With his equally-miserable, mother (Kathy Bates) who takes the word ‘maternal’ to an entirely new low (contact the Dept. of Social Services asap) the two decide on Giving City charity (think Salvation Army knock-off). It’s run by the very sexy Christina Hendricks. But there’s one problem…Thurman ‘the Kid’ (Brett Kelly) is back, now grown, and still behaving like the spacey and evasive ‘good’ angel on Willie’s shoulder. He works at Hungry Hogan’s a local sub shop and walks around in tight fitting hand-me-downs half his size; or perhaps from wardrobe of the original Bad Santa. All he wants for Christmas is to be with his family…Billy Bob Thornton.
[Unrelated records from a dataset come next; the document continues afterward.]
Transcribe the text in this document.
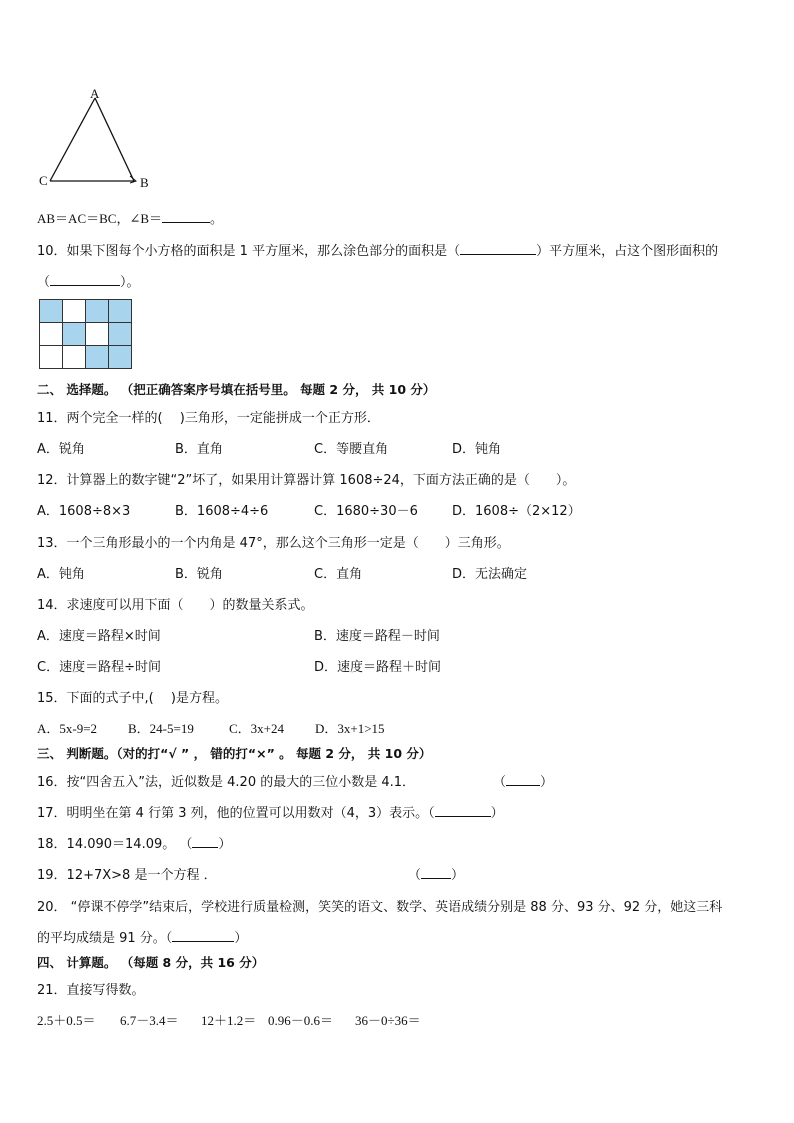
A
C	B
AB＝AC＝BC，∠B＝	。
10．如果下图每个小方格的面积是 1 平方厘米，那么涂色部分的面积是（	）平方厘米，占这个图形面积的
（	）。

二、 选择题。 （把正确答案序号填在括号里。 每题 2 分， 共 10 分）
11．两个完全一样的(　 )三角形，一定能拼成一个正方形．
A．锐角	B．直角	C．等腰直角	D．钝角
12．计算器上的数字键“2”坏了，如果用计算器计算 1608÷24，下面方法正确的是（　　）。
A．1608÷8×3	B．1608÷4÷6	C．1680÷30－6	D．1608÷（2×12）
13．一个三角形最小的一个内角是 47°，那么这个三角形一定是（　　）三角形。
A．钝角	B．锐角	C．直角	D．无法确定
14．求速度可以用下面（　　）的数量关系式。
A．速度＝路程×时间	B．速度＝路程－时间
C．速度＝路程÷时间	D．速度＝路程＋时间
15．下面的式子中,(　 )是方程。
A．5x-9=2 B．24-5=19	C．3x+24 D．3x+1>15
三、 判断题。（对的打“√ ” ， 错的打“×” 。 每题 2 分， 共 10 分）
16．按“四舍五入”法，近似数是 4.20 的最大的三位小数是 4.1．	（	）
17．明明坐在第 4 行第 3 列，他的位置可以用数对（4，3）表示。（	）
18．14.090＝14.09。 （ ）
19．12+7X>8 是一个方程 ．	（ ）
20． “停课不停学”结束后，学校进行质量检测，笑笑的语文、数学、英语成绩分别是 88 分、93 分、92 分，她这三科
的平均成绩是 91 分。（	）
四、 计算题。 （每题 8 分，共 16 分）
21．直接写得数。
2.5＋0.5＝ 6.7－3.4＝ 12＋1.2＝ 0.96－0.6＝ 36－0÷36＝
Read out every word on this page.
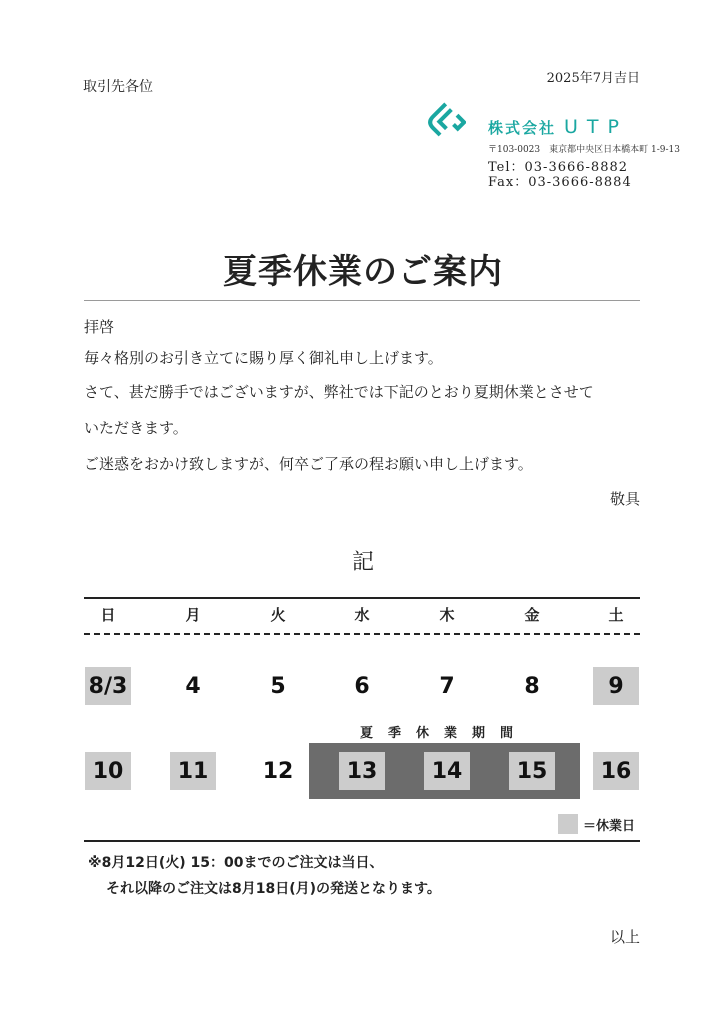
取引先各位
2025年7月吉日
株式会社 UTP
〒103-0023　東京都中央区日本橋本町 1-9-13
Tel：03-3666-8882
Fax：03-3666-8884
夏季休業のご案内
拝啓
毎々格別のお引き立てに賜り厚く御礼申し上げます。
さて、甚だ勝手ではございますが、弊社では下記のとおり夏期休業とさせて
いただきます。
ご迷惑をおかけ致しますが、何卒ご了承の程お願い申し上げます。
敬具
記
日	月	火	水	木	金	土
8/3	4	5	6	7	8	9
夏季休業期間
10	11	12	13	14	15	16
＝休業日
※8月12日(火) 15：00までのご注文は当日、
それ以降のご注文は8月18日(月)の発送となります。
以上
Except delusional Thurman can’t seem to register that Billy Bob is NOT his family.
The movie is laugh-out-loud raunchy and abrasive. It works because it dares to go places we would never dream and taps into all that is sacred: The mother and child reunion… the tradition of Christmas…the Nativity scenes gone nasty.
All its vulgarity is seen through the eyes of the innocent Thurman, making it all the more funny. He’s oblivious. This plot is everything that’s the anti-Christ of Thurman’s character. Or is it? The Silent Night scene will have you watering up, remembering how important it is to have a parent at your Christmas school play, and realizing that troubled childhoods are with us, even all the way to the bank. Even if you’re robbing one.